Together, they founded Med Review Solutions two years ago as a medical costcontainment consulting firm that helps consumers and self-insured companies manage their medical expenses. One way of doing that is by exposing errors and overcharges they say are rampant in the health care industry today.

In one instance, errors accounted for half the charges billed to one client, Lewis said. And as more high-deductible insurance plans are introduced, consumers must become more diligent about tracking their costs.

Said Lewis: “It’s a lot different when it’s coming from your pocket.”

She and Wanzer belong to Medical Billing Advocates of America, a Virginiabased consumer advocate, and receive training from the organization. The two have served roughly 30 clients but are working to expand their base by targeting the corporate sector.

They can audit third-party administrators for self-insured companies and perform work for probate and personal-injury lawyers who may have clients with a lot of medical bills.

For now, though, clients bring their bills to the partners “like taxes in a shoebox,” Wanzer said. Initial consultations run $150 and services are rendered for $70 an hour. If a client is contesting a medical bill, Lewis and Wanzer will take a percentage of the amount ultimately saved.

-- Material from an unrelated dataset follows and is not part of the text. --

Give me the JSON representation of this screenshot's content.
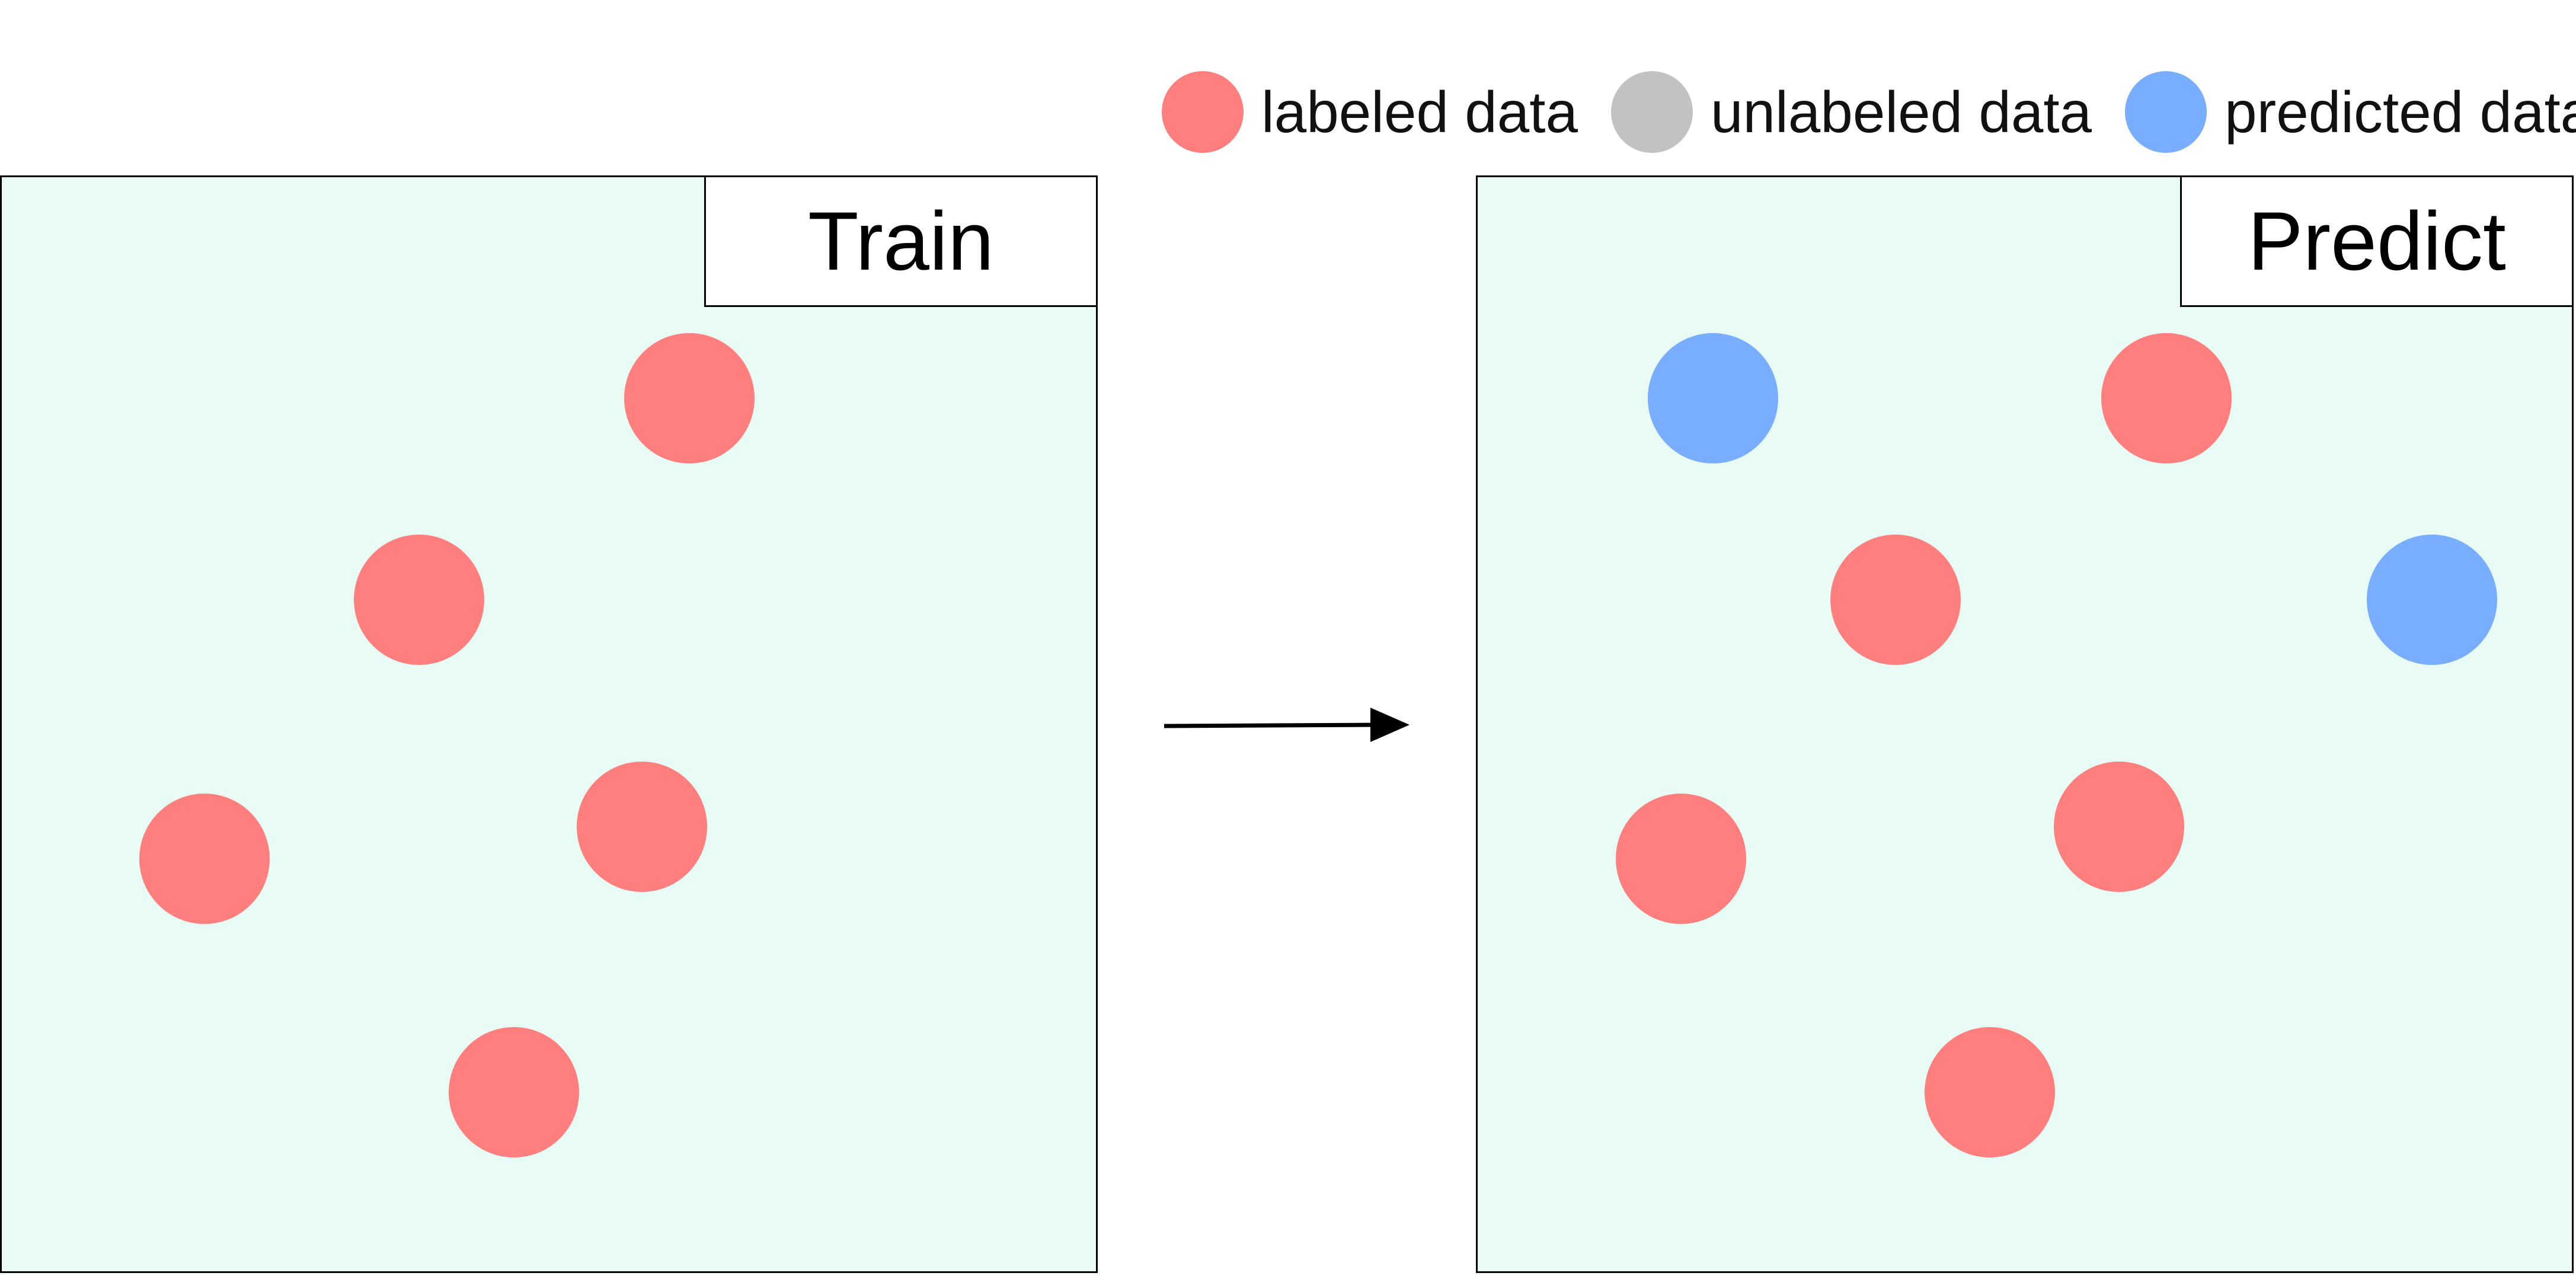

“We’ve never not been able to save them money,” Wanzer said.

Dr. John Barker, a solo practitioner on North Post Road who has practiced medicine for 31 years, thinks health care advocates are here to stay, especially given the growing complexities of the system.

“I would love to go back to the day when you see the patient, they pay their receipt, and they’re on their way,” he said. “But the insurance companies control everything today.”